Dalam beberapa tulisannya yang lain, Freire memberikan gambaran tentang upaya pembebasan dari berbagai masalah. Masalah tidak hanya pada soal pendidikan, tetapi juga ekonomi, politik, hukum, atau kebudayaan sehari-hari. Untuk itu integrasi realitas sosial ke dalam pendidikan merupakan salah satu upaya dalam membebaskan diri dari permasalahan sosial. Pola hadap masalah (kontekstual) menurut Freire dapat terjadi kapan dan di mana saja selagi manusia masih hidup. Karena itulah, konsep pendidikan Freire sangat menekankan kesadaran diri sebagai subjek. Sebab, dalam pemikirannya, hanya subjeklah yang dapat memerankan liberative action. Kesadaran ini secara komunal akhirnya membentuk kesadaran sosial. Dengan kesadaran sosial,yang dibangun berdasarkan relasi intersubjekti, rakyat diharapkan mampu memikirkan pemecahan masalah yang dihadapinya (Mintara, 2001).
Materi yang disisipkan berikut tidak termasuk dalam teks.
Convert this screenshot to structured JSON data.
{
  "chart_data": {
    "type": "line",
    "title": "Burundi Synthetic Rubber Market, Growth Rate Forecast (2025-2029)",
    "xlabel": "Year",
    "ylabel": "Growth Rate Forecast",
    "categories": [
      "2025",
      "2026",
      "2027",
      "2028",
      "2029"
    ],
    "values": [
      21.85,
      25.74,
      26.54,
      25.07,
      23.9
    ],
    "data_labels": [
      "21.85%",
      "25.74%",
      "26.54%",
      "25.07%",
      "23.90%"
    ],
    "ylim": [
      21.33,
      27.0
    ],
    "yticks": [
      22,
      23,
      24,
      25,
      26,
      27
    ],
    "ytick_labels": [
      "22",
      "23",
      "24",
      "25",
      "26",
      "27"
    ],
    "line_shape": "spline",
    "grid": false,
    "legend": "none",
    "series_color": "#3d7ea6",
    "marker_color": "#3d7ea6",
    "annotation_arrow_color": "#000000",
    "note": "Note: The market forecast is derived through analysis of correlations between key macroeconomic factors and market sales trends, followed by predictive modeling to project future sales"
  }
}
Harus disadari bahwa daya penindasan itu terjadi secara luas dan mendalam. Bahkan dalam banyak hal yang kelihatannya paling netral dalam pendidikan, yakni dalam belajar membaca dan menulis, penindasan itu telah terjadi. Di sana peserta didik sudah ditekan dan peralat sedemikian rupa seperti seorang budak yang diperalat oleh kekuasaan tuannya untuk menggarap apa yang diinginkannya. Jadi, yang terjadi bukanlah hubungan belajar mengajar, tetapi pemaksaan dunia mereka yang berkuasa terhadap mereka yang tak berkuasa. Jelas proses belajar mengajar semacam ini tidak tidak mau telah memblokir manusia untuk menjadi manusia.


2. Pendidikan Kaum Tertindas

Pada awal 1960-an Brazil mengalami masa-masa sulit. Gerakan-gerakan reformasi (baik dari kalangan sosialis, komunis, pelajar, buruh, maupun militan Kristen) mendesakkan tujuan sosial politik mereka masing-masing. Waktu itu, Freire menjadi direktur utama Pusat Pengembangan sosial Universitas Recife. Kemudian ia membawa program pemberantasan buta huruf kepada ribuan petani miskin di Timur laut tempatnya bekerja. Gebrakan yang dilakukan Freire ternyata mendapat sambutan dari golongan kaum minoritas/tertindas. Kedatangan program Freire tersebut menjadi salah satu harapan baru bagi mereka, karena hak untuk memberikan suara seseorang saat itu tergantung pada kemampuan baca tulis.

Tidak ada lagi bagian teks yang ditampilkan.